Inspection : le Nissan Armada 2021 nous livre ses secrets

Publié le 10 avril 2021 dans Mécanique par Marc-André Gauthier

Les gros VUS avec un châssis en échelle se font de plus en plus rares de nos jours. Chez Nissan, l’Armada demeure fidèle au poste et a même été modernisé pour 2021 avec un look rafraîchi, une cabine plus moderne, et un peu plus de puissance sous le capot.

Avec un gros VUS comme l’Armada, on s’attend à un maximum de robustesse. Histoire de voir s’il répond aux attentes, nous l’avons amené chez notre mécano pour une inspection.

Un V8 puissant, mais plutôt simple

Le Nissan Armada 2021 fait appel à un moteur que l’on connaît bien, un V8 de 5,6 litres à calage variable, avec pas moins de quatre arbres à cames. Pour 2021, il génère plus de puissance que par le passé, avec 400 chevaux et 413 livres-pied de couple. 

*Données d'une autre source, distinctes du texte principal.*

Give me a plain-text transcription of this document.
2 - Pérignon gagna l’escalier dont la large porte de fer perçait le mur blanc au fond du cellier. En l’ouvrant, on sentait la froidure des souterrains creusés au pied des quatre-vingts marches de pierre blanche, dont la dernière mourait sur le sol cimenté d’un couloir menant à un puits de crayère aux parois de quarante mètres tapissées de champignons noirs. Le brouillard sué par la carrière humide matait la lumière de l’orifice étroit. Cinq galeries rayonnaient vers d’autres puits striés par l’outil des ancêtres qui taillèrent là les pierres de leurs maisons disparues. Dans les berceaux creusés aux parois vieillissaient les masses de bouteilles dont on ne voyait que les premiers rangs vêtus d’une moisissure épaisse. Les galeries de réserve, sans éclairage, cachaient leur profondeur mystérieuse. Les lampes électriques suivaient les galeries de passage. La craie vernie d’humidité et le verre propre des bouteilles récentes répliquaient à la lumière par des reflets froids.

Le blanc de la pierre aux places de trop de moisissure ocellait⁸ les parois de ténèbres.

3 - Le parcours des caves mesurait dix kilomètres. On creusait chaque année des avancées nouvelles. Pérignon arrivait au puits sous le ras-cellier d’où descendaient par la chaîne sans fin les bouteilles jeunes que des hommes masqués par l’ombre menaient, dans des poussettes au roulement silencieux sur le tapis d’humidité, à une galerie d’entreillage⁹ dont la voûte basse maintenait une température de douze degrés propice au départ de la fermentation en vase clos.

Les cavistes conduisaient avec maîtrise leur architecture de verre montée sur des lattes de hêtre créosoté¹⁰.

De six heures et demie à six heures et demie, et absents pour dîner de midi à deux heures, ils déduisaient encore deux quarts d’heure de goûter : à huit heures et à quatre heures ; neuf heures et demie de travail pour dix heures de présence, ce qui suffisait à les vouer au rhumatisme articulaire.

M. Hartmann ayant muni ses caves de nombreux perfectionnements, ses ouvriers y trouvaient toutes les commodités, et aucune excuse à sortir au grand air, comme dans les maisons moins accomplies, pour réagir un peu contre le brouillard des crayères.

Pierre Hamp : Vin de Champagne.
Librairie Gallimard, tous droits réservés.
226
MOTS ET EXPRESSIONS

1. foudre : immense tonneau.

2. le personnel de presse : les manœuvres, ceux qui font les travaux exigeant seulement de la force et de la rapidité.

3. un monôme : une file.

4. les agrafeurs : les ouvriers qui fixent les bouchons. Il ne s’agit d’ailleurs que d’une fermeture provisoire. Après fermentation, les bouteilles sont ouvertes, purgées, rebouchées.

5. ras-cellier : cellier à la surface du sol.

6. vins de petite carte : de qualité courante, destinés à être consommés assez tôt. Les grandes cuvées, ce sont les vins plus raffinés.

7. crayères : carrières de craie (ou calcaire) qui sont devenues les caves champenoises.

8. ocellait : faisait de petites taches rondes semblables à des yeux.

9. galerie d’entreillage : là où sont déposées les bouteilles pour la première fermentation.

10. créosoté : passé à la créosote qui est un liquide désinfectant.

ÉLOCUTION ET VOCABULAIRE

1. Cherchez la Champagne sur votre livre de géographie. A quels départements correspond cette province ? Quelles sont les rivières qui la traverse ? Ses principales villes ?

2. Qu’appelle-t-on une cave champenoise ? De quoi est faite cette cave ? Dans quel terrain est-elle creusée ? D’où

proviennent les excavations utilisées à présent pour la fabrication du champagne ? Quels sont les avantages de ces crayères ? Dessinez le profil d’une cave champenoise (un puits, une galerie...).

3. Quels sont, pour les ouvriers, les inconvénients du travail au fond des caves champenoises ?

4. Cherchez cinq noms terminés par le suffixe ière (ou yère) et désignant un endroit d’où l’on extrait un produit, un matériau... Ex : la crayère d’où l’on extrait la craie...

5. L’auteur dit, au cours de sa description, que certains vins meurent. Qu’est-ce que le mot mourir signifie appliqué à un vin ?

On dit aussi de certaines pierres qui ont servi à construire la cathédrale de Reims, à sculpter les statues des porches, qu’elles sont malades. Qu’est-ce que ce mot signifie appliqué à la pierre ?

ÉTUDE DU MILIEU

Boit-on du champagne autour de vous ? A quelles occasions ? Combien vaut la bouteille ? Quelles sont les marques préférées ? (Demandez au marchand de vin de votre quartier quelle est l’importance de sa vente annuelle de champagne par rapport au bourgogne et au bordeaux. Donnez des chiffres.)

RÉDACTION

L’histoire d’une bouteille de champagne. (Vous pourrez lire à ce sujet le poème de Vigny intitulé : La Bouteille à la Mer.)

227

Ce puissant V8 demeure plutôt simple, et il vieillit bien. Il n’est pas rare d’en voir qui ont dépassé les 400 000 km. Cependant, sur les versions plus anciennes, il peut arriver qu’il surchauffe, particulièrement si l’on fait beaucoup de remorquage. Sur notre Armada moderne, on remarque maintenant un système de refroidissement plus efficace, qui devrait facilement pallier ce problème.

Sous le couvercle en plastique, on découvre un assemblage plutôt chaotique de conduits divers. Si ce spectacle semble épeurant pour nous, pauvres mortels, notre mécano nous assure que ce n’est pas si complexe. 

Ça semble être la mode sur les véhicules en 2021, mais l’Armada a lui aussi recours à du réfrigérant HFO1234yf, plus écologique, mais plus dispendieux que les réfrigérants classiques.

Une suspension arrière un peu complexe

Le Nissan Armada a un châssis en échelle, c’est-à-dire que la cabine est littéralement vissée le châssis - qui a la forme d’une échelle - auquel sont rattachés le moteur et les suspensions.

Ce type de configuration ne date pas d’hier, mais il demeure populaire pour les gros véhicules, puisque ça donne une conduite robuste, souvent au détriment de la tenue de route.

Avec ce genre de châssis vient habituellement une suspension à double triangulation à l’avant. Ce type de suspension permet un accès au moteur par l’arche des roues, et dans le cas de l’Armada, on peut facilement passer par là pour changer les bougies, par exemple.

À l’arrière, on retrouve une suspension indépendante, chose qui est plutôt rare sur des véhicules du genre. On remarque aussi une suspension partiellement pneumatique, dont la résistance s’ajuste en fonction du poids que l’on pourrait remorquer, de sorte à éviter que l’arrière de la voiture s’écrase.

Sous la carrosserie, on peut admirer la complexité de cette suspension, qui compte plus d’une dizaine de points de jonction, la plupart pouvant être ajustés individuellement. Ainsi, avec le temps, on risque de devoir revoir cet ajustement.

À part cette suspension arrière un peu complexe, l’Armada fait vraiment dans la simplicité. Les manufacturiers ont tendance à bourrer ces gros VUS hors route de technologies qui rehaussent leurs capacités, souvent au détriment de la fiabilité. Pas chez Nissan!

En terminant, il convient de mentionner l’absence de protection sous le véhicule. La plupart des VUS avec des capacités hors route sont protégés pour éviter d’abîmer la direction ou la transmission sur un rocher, à la suite d’un mauvais calcul de trajectoire.

Néanmoins, sous l’Armada, tout est exposé, ce qui est surprenant. Si vous comptez amener votre Armada sur un sentier, faites attention!